In terms of start at the start and go to the end, yes, if you already have everything in order already. But if it is not in the order you want you will have to reorder it. In my original use case I was accounting for the fact that any change to the prefixes could (and often does) result in a reordering. If you don't care what total order your triples are in, you could store them sorted by the normalization and then serialization would incidentally be deterministic.
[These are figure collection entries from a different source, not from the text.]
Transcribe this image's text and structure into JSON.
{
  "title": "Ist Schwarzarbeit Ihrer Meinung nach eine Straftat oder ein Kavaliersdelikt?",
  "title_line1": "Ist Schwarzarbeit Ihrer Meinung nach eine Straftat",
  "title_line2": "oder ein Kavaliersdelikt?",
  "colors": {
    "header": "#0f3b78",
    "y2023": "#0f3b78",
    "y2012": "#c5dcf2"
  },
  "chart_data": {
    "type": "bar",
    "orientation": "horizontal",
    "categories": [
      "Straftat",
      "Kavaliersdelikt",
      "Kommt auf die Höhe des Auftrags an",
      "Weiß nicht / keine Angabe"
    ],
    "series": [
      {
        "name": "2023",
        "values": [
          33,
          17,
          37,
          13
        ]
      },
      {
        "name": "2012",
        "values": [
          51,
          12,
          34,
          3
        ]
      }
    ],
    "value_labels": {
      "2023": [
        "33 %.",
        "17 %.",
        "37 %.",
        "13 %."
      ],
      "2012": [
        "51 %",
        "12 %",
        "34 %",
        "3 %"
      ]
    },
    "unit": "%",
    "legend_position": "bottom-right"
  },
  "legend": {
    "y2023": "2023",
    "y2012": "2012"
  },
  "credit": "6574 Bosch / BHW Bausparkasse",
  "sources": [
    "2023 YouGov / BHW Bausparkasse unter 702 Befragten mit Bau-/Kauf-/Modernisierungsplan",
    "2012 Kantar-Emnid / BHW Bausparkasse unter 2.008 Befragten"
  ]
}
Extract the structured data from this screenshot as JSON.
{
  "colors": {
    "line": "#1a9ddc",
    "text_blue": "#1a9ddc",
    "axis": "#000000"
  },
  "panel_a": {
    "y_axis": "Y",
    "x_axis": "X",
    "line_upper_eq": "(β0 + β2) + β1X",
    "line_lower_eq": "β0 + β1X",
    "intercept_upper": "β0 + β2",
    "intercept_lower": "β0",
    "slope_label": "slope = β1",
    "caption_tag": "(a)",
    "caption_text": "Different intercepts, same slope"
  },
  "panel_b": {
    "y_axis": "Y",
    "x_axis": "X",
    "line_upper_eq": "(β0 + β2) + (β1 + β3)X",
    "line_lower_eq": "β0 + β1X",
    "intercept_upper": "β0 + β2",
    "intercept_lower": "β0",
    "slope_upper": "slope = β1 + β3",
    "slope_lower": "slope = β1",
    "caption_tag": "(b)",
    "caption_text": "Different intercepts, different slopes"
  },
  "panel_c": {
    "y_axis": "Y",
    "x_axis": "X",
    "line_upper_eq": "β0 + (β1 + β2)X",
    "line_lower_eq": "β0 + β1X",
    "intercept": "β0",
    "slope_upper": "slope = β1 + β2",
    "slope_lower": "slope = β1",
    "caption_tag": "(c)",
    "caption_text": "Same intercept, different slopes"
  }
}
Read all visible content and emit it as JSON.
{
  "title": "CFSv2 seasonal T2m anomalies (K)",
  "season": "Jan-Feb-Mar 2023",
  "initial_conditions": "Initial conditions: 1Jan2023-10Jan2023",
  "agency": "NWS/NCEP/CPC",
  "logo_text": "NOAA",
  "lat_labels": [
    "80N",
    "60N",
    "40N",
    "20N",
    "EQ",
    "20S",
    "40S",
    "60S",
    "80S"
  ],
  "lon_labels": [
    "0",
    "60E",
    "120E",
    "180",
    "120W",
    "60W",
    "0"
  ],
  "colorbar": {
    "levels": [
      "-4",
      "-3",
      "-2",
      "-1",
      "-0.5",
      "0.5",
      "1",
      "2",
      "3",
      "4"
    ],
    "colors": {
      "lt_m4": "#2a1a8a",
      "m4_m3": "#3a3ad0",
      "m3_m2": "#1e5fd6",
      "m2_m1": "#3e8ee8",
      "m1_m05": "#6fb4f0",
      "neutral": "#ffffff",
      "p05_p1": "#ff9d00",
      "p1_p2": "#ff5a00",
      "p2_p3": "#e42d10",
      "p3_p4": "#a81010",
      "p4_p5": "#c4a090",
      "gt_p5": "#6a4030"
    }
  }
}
The issue is what happens if someone changes something in the implementation that has a side effect of changing the serialization ordering.

tgbugs commented 2 years ago

@nicholascar I finally got around to fixing the issues with the deterministic serializer and cut a release https://github.com/tgbugs/pyontutils/releases/tag/ttlser-1.1.4.

I think we can revisit the integration question now.

nicholascar commented 2 years ago

@tgbugs: @aucampia is dead keen to improve, perhaps even replace, serializers, so please communicate with him on this on. Also, I have a student working on Turtle-star processing right now (work in https://github.com/RDFLib/rdflib-rdfstar/) and there he's using a Lark-based parser for Turtle-star which then converts Turtle-star to Turtle. It's probably sensible to move to a Lark-based parser for all Turtle as well as Turtle-star.